American Indian and Papuan populations outside of Africa show the longest branches pointing to two other areas of long-term population isolation in the world comparable and exceeding Sub-Saharan Africa, whereas Adygei, from a highly linguistically diverse West Eurasian refugium, occupy the crest of the (unrooted) phylogeny. Clearly, this unrooted phylogeny tucked away in Supplemental Material to the paper is seriously at odds with Schlebusch et al.’s official, chimpanzee-rooted phylogeny, which misleadingly shows Khoisans splitting off earlier than the rest of humans. Linguists’ staunch hesitation to accept the tempting myth of “clicks as the early human sound” seems to be fully vindicated by a careful examination of genetic data. Realizing what kind of complications their results pose for the overall African origin story, Schlebusch et al. (2012) chose to be diplomatic and elusive:

“Thus, these patterns of genetic variation do not localize the origin of modern humans to a single geographic region in Africa, instead they suggest a complex (potentially both recent and ancient) population history within Africa.”

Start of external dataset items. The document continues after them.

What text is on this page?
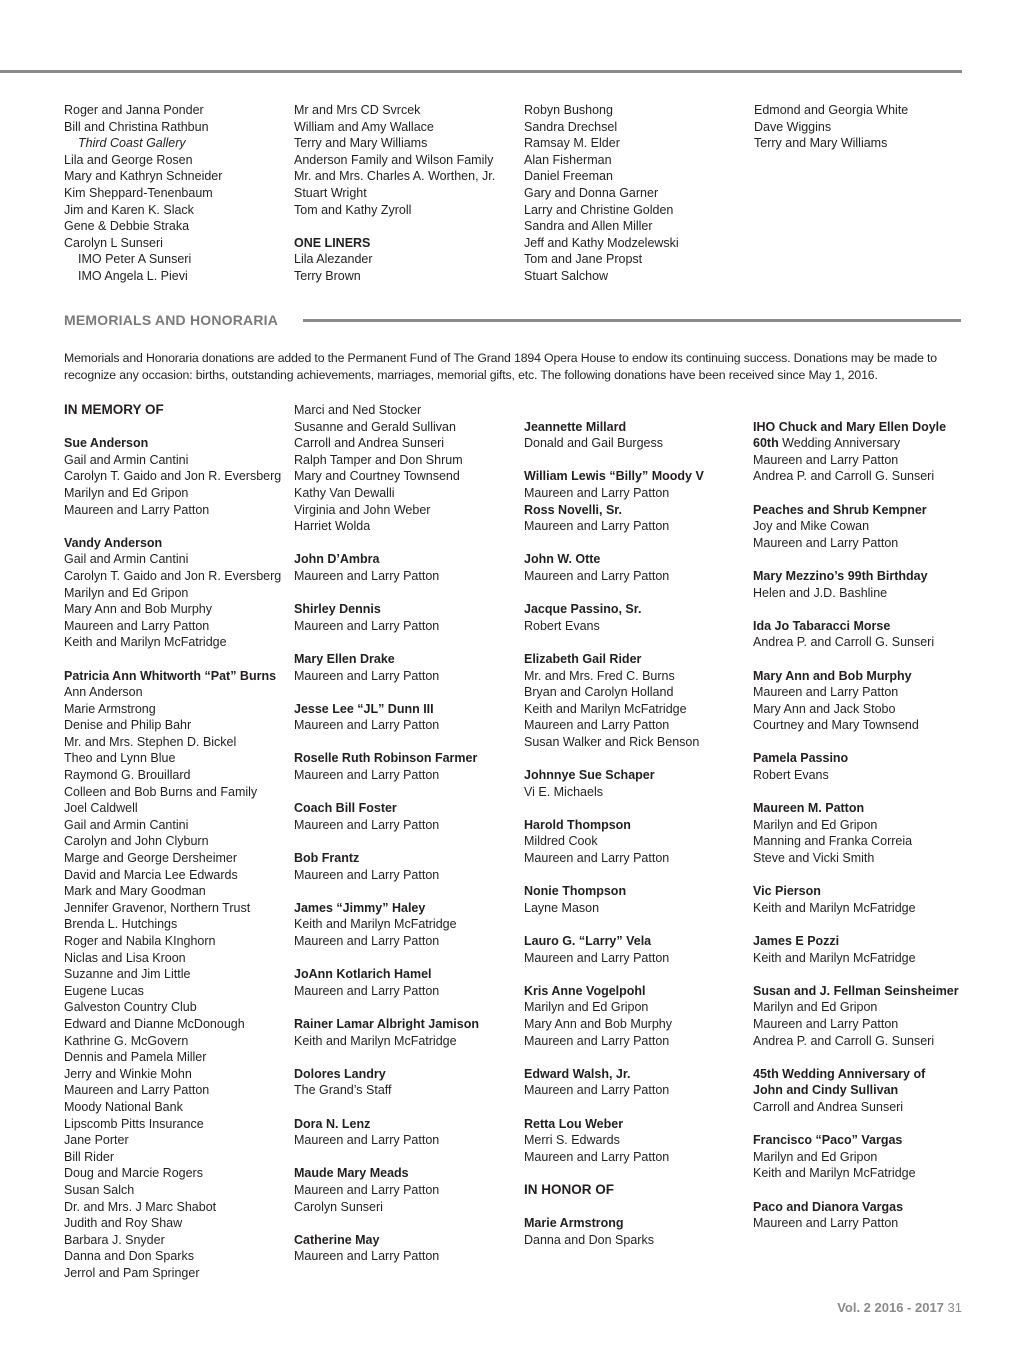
Roger and Janna Ponder
Bill and Christina Rathbun
Third Coast Gallery
Lila and George Rosen
Mary and Kathryn Schneider
Kim Sheppard-Tenenbaum
Jim and Karen K. Slack
Gene & Debbie Straka
Carolyn L Sunseri
IMO Peter A Sunseri
IMO Angela L. Pievi
Mr and Mrs CD Svrcek
William and Amy Wallace
Terry and Mary Williams
Anderson Family and Wilson Family
Mr. and Mrs. Charles A. Worthen, Jr.
Stuart Wright
Tom and Kathy Zyroll
ONE LINERS
Lila Alezander
Terry Brown
Robyn Bushong
Sandra Drechsel
Ramsay M. Elder
Alan Fisherman
Daniel Freeman
Gary and Donna Garner
Larry and Christine Golden
Sandra and Allen Miller
Jeff and Kathy Modzelewski
Tom and Jane Propst
Stuart Salchow
Edmond and Georgia White
Dave Wiggins
Terry and Mary Williams
MEMORIALS AND HONORARIA

Memorials and Honoraria donations are added to the Permanent Fund of The Grand 1894 Opera House to endow its continuing success. Donations may be made to

recognize any occasion: births, outstanding achievements, marriages, memorial gifts, etc. The following donations have been received since May 1, 2016.

IN MEMORY OF
Sue Anderson
Gail and Armin Cantini
Carolyn T. Gaido and Jon R. Eversberg
Marilyn and Ed Gripon
Maureen and Larry Patton
Vandy Anderson
Gail and Armin Cantini
Carolyn T. Gaido and Jon R. Eversberg
Marilyn and Ed Gripon
Mary Ann and Bob Murphy
Maureen and Larry Patton
Keith and Marilyn McFatridge
Patricia Ann Whitworth “Pat” Burns
Ann Anderson
Marie Armstrong
Denise and Philip Bahr
Mr. and Mrs. Stephen D. Bickel
Theo and Lynn Blue
Raymond G. Brouillard
Colleen and Bob Burns and Family
Joel Caldwell
Gail and Armin Cantini
Carolyn and John Clyburn
Marge and George Dersheimer
David and Marcia Lee Edwards
Mark and Mary Goodman
Jennifer Gravenor, Northern Trust
Brenda L. Hutchings
Roger and Nabila KInghorn
Niclas and Lisa Kroon
Suzanne and Jim Little
Eugene Lucas
Galveston Country Club
Edward and Dianne McDonough
Kathrine G. McGovern
Dennis and Pamela Miller
Jerry and Winkie Mohn
Maureen and Larry Patton
Moody National Bank
Lipscomb Pitts Insurance
Jane Porter
Bill Rider
Doug and Marcie Rogers
Susan Salch
Dr. and Mrs. J Marc Shabot
Judith and Roy Shaw
Barbara J. Snyder
Danna and Don Sparks
Jerrol and Pam Springer
Marci and Ned Stocker
Susanne and Gerald Sullivan
Carroll and Andrea Sunseri
Ralph Tamper and Don Shrum
Mary and Courtney Townsend
Kathy Van Dewalli
Virginia and John Weber
Harriet Wolda
John D’Ambra
Maureen and Larry Patton
Shirley Dennis
Maureen and Larry Patton
Mary Ellen Drake
Maureen and Larry Patton
Jesse Lee “JL” Dunn III
Maureen and Larry Patton
Roselle Ruth Robinson Farmer
Maureen and Larry Patton
Coach Bill Foster
Maureen and Larry Patton
Bob Frantz
Maureen and Larry Patton
James “Jimmy” Haley
Keith and Marilyn McFatridge
Maureen and Larry Patton
JoAnn Kotlarich Hamel
Maureen and Larry Patton
Rainer Lamar Albright Jamison
Keith and Marilyn McFatridge
Dolores Landry
The Grand’s Staff
Dora N. Lenz
Maureen and Larry Patton
Maude Mary Meads
Maureen and Larry Patton
Carolyn Sunseri
Catherine May
Maureen and Larry Patton
Jeannette Millard
Donald and Gail Burgess
William Lewis “Billy” Moody V
Maureen and Larry Patton
Ross Novelli, Sr.
Maureen and Larry Patton
John W. Otte
Maureen and Larry Patton
Jacque Passino, Sr.
Robert Evans
Elizabeth Gail Rider
Mr. and Mrs. Fred C. Burns
Bryan and Carolyn Holland
Keith and Marilyn McFatridge
Maureen and Larry Patton
Susan Walker and Rick Benson
Johnnye Sue Schaper
Vi E. Michaels
Harold Thompson
Mildred Cook
Maureen and Larry Patton
Nonie Thompson
Layne Mason
Lauro G. “Larry” Vela
Maureen and Larry Patton
Kris Anne Vogelpohl
Marilyn and Ed Gripon
Mary Ann and Bob Murphy
Maureen and Larry Patton
Edward Walsh, Jr.
Maureen and Larry Patton
Retta Lou Weber
Merri S. Edwards
Maureen and Larry Patton
IN HONOR OF
Marie Armstrong
Danna and Don Sparks
IHO Chuck and Mary Ellen Doyle
60th Wedding Anniversary
Maureen and Larry Patton
Andrea P. and Carroll G. Sunseri
Peaches and Shrub Kempner
Joy and Mike Cowan
Maureen and Larry Patton
Mary Mezzino’s 99th Birthday
Helen and J.D. Bashline
Ida Jo Tabaracci Morse
Andrea P. and Carroll G. Sunseri
Mary Ann and Bob Murphy
Maureen and Larry Patton
Mary Ann and Jack Stobo
Courtney and Mary Townsend
Pamela Passino
Robert Evans
Maureen M. Patton
Marilyn and Ed Gripon
Manning and Franka Correia
Steve and Vicki Smith
Vic Pierson
Keith and Marilyn McFatridge
James E Pozzi
Keith and Marilyn McFatridge
Susan and J. Fellman Seinsheimer
Marilyn and Ed Gripon
Maureen and Larry Patton
Andrea P. and Carroll G. Sunseri
45th Wedding Anniversary of
John and Cindy Sullivan
Carroll and Andrea Sunseri
Francisco “Paco” Vargas
Marilyn and Ed Gripon
Keith and Marilyn McFatridge
Paco and Dianora Vargas
Maureen and Larry Patton
Vol. 2 2016 - 2017 31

But the concordance between linguistic and genetic pictures seems to be a good indicator of a robust historical inference. For instance, linguistics and genetics walk hand-in-hand in the question of the origins of the South African Nama, or Hottentots. Both disciplines concur that there was a relatively recent (not the founding Hadza-related migration from East Africa) migration of pastoralists from East Africa into the midst of click-speaking populations. In Schlebusch et al. (2012, 2) words,

“The Nama also speak a ‘Central Khoisan’ language and are a Khoe group that traditionally had a pastoralist lifestyle in contrast to the hunter-gatherer lifestyle of the San groups. The Nama showed great genetic similarity to the Southern San groups, such as Khomani and Karretjie (Figs. 1 and 2) and shared a small, but distinct, genetic ancestry component with East African groups, specifically the Maasai, and direct tests showed gene flow from the Maasai to the Nama. This “East African” component was also present at lower levels in the two Khomani groups but basically absent (< 1%) from the !Xun, the Ju/’hoansi and the /Gui and //Gana. The Nama also had a high frequency of a haplotype putatively associated with lactase persistence in the Maasai which was rare in southern African Bantu-speakers, suggesting that lactase persistence in the Nama (50% in adults compared to < 10% in San groups) has an East African origin. These observations support an East African connection for the Nama, and suggest that they originated from a Southern San group that adopted pastoralism with some introgression from an East African group that potentially brought pastoralist practices.”